Edvar Munch es perseguido toda la vida por la enfermedad y la muerte. A los cinco años, pierde a su madre; a los quince, a su hermana. Luego, a su padre. Varias veces es internado por crisis nerviosas, problemas mentales y alcoholismo. Toda su obra se relaciona con la locura, la enfermedad y la muerte. Los personajes se ven en el máximo de expresión de su tormento interior, como en “El Grito”, su obra maestra y uno de los iconos de la pintura universal.
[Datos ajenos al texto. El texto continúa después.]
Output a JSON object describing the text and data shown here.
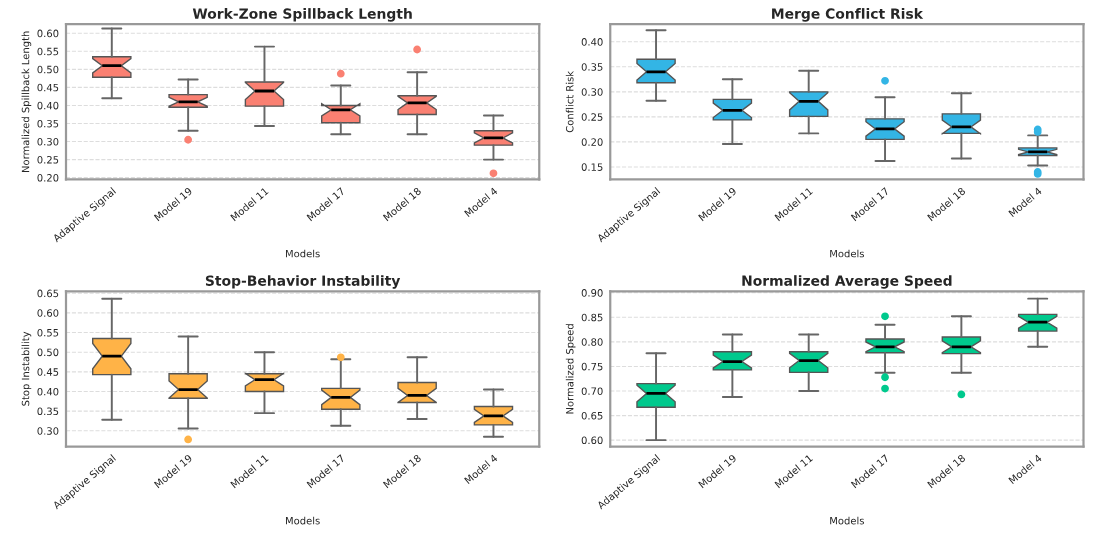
{
  "chart_data": [
    {
      "type": "box",
      "title": "Work-Zone Spillback Length",
      "xlabel": "Models",
      "ylabel": "Normalized Spillback Length",
      "categories": [
        "Adaptive Signal",
        "Model 19",
        "Model 11",
        "Model 17",
        "Model 18",
        "Model 4"
      ],
      "color": "#fa8072",
      "ylim": [
        0.195,
        0.625
      ],
      "yticks": [
        {
          "value": 0.2,
          "label": "0.20"
        },
        {
          "value": 0.25,
          "label": "0.25"
        },
        {
          "value": 0.3,
          "label": "0.30"
        },
        {
          "value": 0.35,
          "label": "0.35"
        },
        {
          "value": 0.4,
          "label": "0.40"
        },
        {
          "value": 0.45,
          "label": "0.45"
        },
        {
          "value": 0.5,
          "label": "0.50"
        },
        {
          "value": 0.55,
          "label": "0.55"
        },
        {
          "value": 0.6,
          "label": "0.60"
        }
      ],
      "grid": "y",
      "boxes": [
        {
          "low": 0.42,
          "q1": 0.478,
          "median": 0.51,
          "q3": 0.535,
          "high": 0.613
        },
        {
          "low": 0.33,
          "q1": 0.395,
          "median": 0.41,
          "q3": 0.43,
          "high": 0.472,
          "outliers": [
            0.305
          ]
        },
        {
          "low": 0.343,
          "q1": 0.398,
          "median": 0.44,
          "q3": 0.465,
          "high": 0.563
        },
        {
          "low": 0.32,
          "q1": 0.352,
          "median": 0.388,
          "q3": 0.4,
          "high": 0.455,
          "outliers": [
            0.488
          ]
        },
        {
          "low": 0.32,
          "q1": 0.375,
          "median": 0.407,
          "q3": 0.427,
          "high": 0.492,
          "outliers": [
            0.555
          ]
        },
        {
          "low": 0.25,
          "q1": 0.29,
          "median": 0.31,
          "q3": 0.33,
          "high": 0.372,
          "outliers": [
            0.212
          ]
        }
      ]
    },
    {
      "type": "box",
      "title": "Merge Conflict Risk",
      "xlabel": "Models",
      "ylabel": "Conflict Risk",
      "categories": [
        "Adaptive Signal",
        "Model 19",
        "Model 11",
        "Model 17",
        "Model 18",
        "Model 4"
      ],
      "color": "#33b5e5",
      "ylim": [
        0.125,
        0.435
      ],
      "yticks": [
        {
          "value": 0.15,
          "label": "0.15"
        },
        {
          "value": 0.2,
          "label": "0.20"
        },
        {
          "value": 0.25,
          "label": "0.25"
        },
        {
          "value": 0.3,
          "label": "0.30"
        },
        {
          "value": 0.35,
          "label": "0.35"
        },
        {
          "value": 0.4,
          "label": "0.40"
        }
      ],
      "grid": "y",
      "boxes": [
        {
          "low": 0.282,
          "q1": 0.318,
          "median": 0.34,
          "q3": 0.365,
          "high": 0.423
        },
        {
          "low": 0.196,
          "q1": 0.244,
          "median": 0.263,
          "q3": 0.285,
          "high": 0.325
        },
        {
          "low": 0.217,
          "q1": 0.251,
          "median": 0.281,
          "q3": 0.3,
          "high": 0.342
        },
        {
          "low": 0.162,
          "q1": 0.205,
          "median": 0.226,
          "q3": 0.246,
          "high": 0.289,
          "outliers": [
            0.322
          ]
        },
        {
          "low": 0.167,
          "q1": 0.217,
          "median": 0.23,
          "q3": 0.256,
          "high": 0.297
        },
        {
          "low": 0.153,
          "q1": 0.173,
          "median": 0.18,
          "q3": 0.188,
          "high": 0.213,
          "outliers": [
            0.225,
            0.22,
            0.14,
            0.136
          ]
        }
      ]
    },
    {
      "type": "box",
      "title": "Stop-Behavior Instability",
      "xlabel": "Models",
      "ylabel": "Stop Instability",
      "categories": [
        "Adaptive Signal",
        "Model 19",
        "Model 11",
        "Model 17",
        "Model 18",
        "Model 4"
      ],
      "color": "#ffb347",
      "ylim": [
        0.26,
        0.655
      ],
      "yticks": [
        {
          "value": 0.3,
          "label": "0.30"
        },
        {
          "value": 0.35,
          "label": "0.35"
        },
        {
          "value": 0.4,
          "label": "0.40"
        },
        {
          "value": 0.45,
          "label": "0.45"
        },
        {
          "value": 0.5,
          "label": "0.50"
        },
        {
          "value": 0.55,
          "label": "0.55"
        },
        {
          "value": 0.6,
          "label": "0.60"
        },
        {
          "value": 0.65,
          "label": "0.65"
        }
      ],
      "grid": "y",
      "boxes": [
        {
          "low": 0.328,
          "q1": 0.443,
          "median": 0.49,
          "q3": 0.535,
          "high": 0.636
        },
        {
          "low": 0.306,
          "q1": 0.383,
          "median": 0.405,
          "q3": 0.445,
          "high": 0.54,
          "outliers": [
            0.278
          ]
        },
        {
          "low": 0.345,
          "q1": 0.4,
          "median": 0.43,
          "q3": 0.445,
          "high": 0.5
        },
        {
          "low": 0.313,
          "q1": 0.355,
          "median": 0.385,
          "q3": 0.408,
          "high": 0.482,
          "outliers": [
            0.487
          ]
        },
        {
          "low": 0.33,
          "q1": 0.372,
          "median": 0.39,
          "q3": 0.423,
          "high": 0.487
        },
        {
          "low": 0.285,
          "q1": 0.315,
          "median": 0.338,
          "q3": 0.362,
          "high": 0.405
        }
      ]
    },
    {
      "type": "box",
      "title": "Normalized Average Speed",
      "xlabel": "Models",
      "ylabel": "Normalized Speed",
      "categories": [
        "Adaptive Signal",
        "Model 19",
        "Model 11",
        "Model 17",
        "Model 18",
        "Model 4"
      ],
      "color": "#00c98d",
      "ylim": [
        0.587,
        0.903
      ],
      "yticks": [
        {
          "value": 0.6,
          "label": "0.60"
        },
        {
          "value": 0.65,
          "label": "0.65"
        },
        {
          "value": 0.7,
          "label": "0.70"
        },
        {
          "value": 0.75,
          "label": "0.75"
        },
        {
          "value": 0.8,
          "label": "0.80"
        },
        {
          "value": 0.85,
          "label": "0.85"
        },
        {
          "value": 0.9,
          "label": "0.90"
        }
      ],
      "grid": "y",
      "boxes": [
        {
          "low": 0.6,
          "q1": 0.667,
          "median": 0.695,
          "q3": 0.715,
          "high": 0.777
        },
        {
          "low": 0.688,
          "q1": 0.743,
          "median": 0.76,
          "q3": 0.78,
          "high": 0.815
        },
        {
          "low": 0.7,
          "q1": 0.738,
          "median": 0.762,
          "q3": 0.78,
          "high": 0.815
        },
        {
          "low": 0.737,
          "q1": 0.778,
          "median": 0.79,
          "q3": 0.806,
          "high": 0.835,
          "outliers": [
            0.852,
            0.728,
            0.705
          ]
        },
        {
          "low": 0.737,
          "q1": 0.776,
          "median": 0.79,
          "q3": 0.81,
          "high": 0.852,
          "outliers": [
            0.693
          ]
        },
        {
          "low": 0.79,
          "q1": 0.822,
          "median": 0.84,
          "q3": 0.856,
          "high": 0.888
        }
      ]
    }
  ]
}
Todos los miedos, las vacilaciones, la angustia frente a la naciente sexualidad es representada con una aparente sencillez extrema: una muchacha delgada, sin desarrollar por completo, con los ojos inmensos y llenos de tensión, los brazos cruzados con pudor sobre su vagina, está sentada en una cama. Por detrás, producida por ella y acosándola, una sombra. Esa sombra es ella misma pero adquiere una forma monstruosa, como si hubiera dejado de ser un reflejo oscuro de sí misma para cobrar una horrenda vida propia.  La sombra es el símbolo de su miedo al sexo, de su desamparo frente a ese miedo, de esa angustia que la asedia.

Edvar Munch (1863-1944), noruego, expresionista. La obra: “La pubertad”.